寒さでカタカタと身震いをしているが、恐怖からくる震えもあるのだと思う。…ああ、類、社長。早く助けに来て。じゃないと何をされるか本当に分からないから。今頃2人とも必死になって緒方家本邸にある探査システムを駆使しながら俺の行方を探っているのだろう。そもそも捕まってからどれぐらいの時間が経過しているかもわからないし、本当に俺はなんて迷惑なやつなんだろう。2年前もそうだった、スタジオからコンビニへ買い物に出かけた時にHALに車で攫われて酷い目に遭った。

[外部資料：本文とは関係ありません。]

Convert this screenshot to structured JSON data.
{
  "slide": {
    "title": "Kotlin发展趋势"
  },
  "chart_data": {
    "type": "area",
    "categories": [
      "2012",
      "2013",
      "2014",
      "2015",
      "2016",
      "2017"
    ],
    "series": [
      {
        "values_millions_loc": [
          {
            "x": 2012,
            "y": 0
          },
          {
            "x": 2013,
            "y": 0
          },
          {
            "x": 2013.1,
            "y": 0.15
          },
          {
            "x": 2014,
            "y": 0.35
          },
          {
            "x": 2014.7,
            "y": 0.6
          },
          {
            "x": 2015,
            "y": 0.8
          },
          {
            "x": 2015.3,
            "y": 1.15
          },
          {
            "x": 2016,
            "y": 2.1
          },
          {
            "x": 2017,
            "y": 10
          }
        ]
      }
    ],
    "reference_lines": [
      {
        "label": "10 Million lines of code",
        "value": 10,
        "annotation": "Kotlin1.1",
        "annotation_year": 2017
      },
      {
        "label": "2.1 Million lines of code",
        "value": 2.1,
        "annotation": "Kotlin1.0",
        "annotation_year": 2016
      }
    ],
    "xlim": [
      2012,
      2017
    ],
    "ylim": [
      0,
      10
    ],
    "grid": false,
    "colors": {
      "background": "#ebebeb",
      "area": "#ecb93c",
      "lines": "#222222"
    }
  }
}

学習能力というものがないのかよと自分に言いたい気分だし、同時に酷く責め立ててもらいたい気分に陥ってしまう。
…何をされるかはわからないが、HALが2年前の恨みを晴らすため、そして先日の類への宣言である『俺を略奪する』という一言を実行するならばやはり好き勝手な事をされるのだろうと言う予想はできる。恐らくはまた襲われるのだろうし、殴られ蹴られ、もしかしたら俺が抵抗を見せてしまったら今度こそ両手の指を切り落とされてしまうのかも。そう考え出したら恐ろしくてならなくて。
…類はちゃんと危惧していて、絶対に俺を1人にしなかった。なのに1人になったのは俺だ。全部俺の招いた事だ。そんな事を考えていたら、目の前にHALの足が見えた。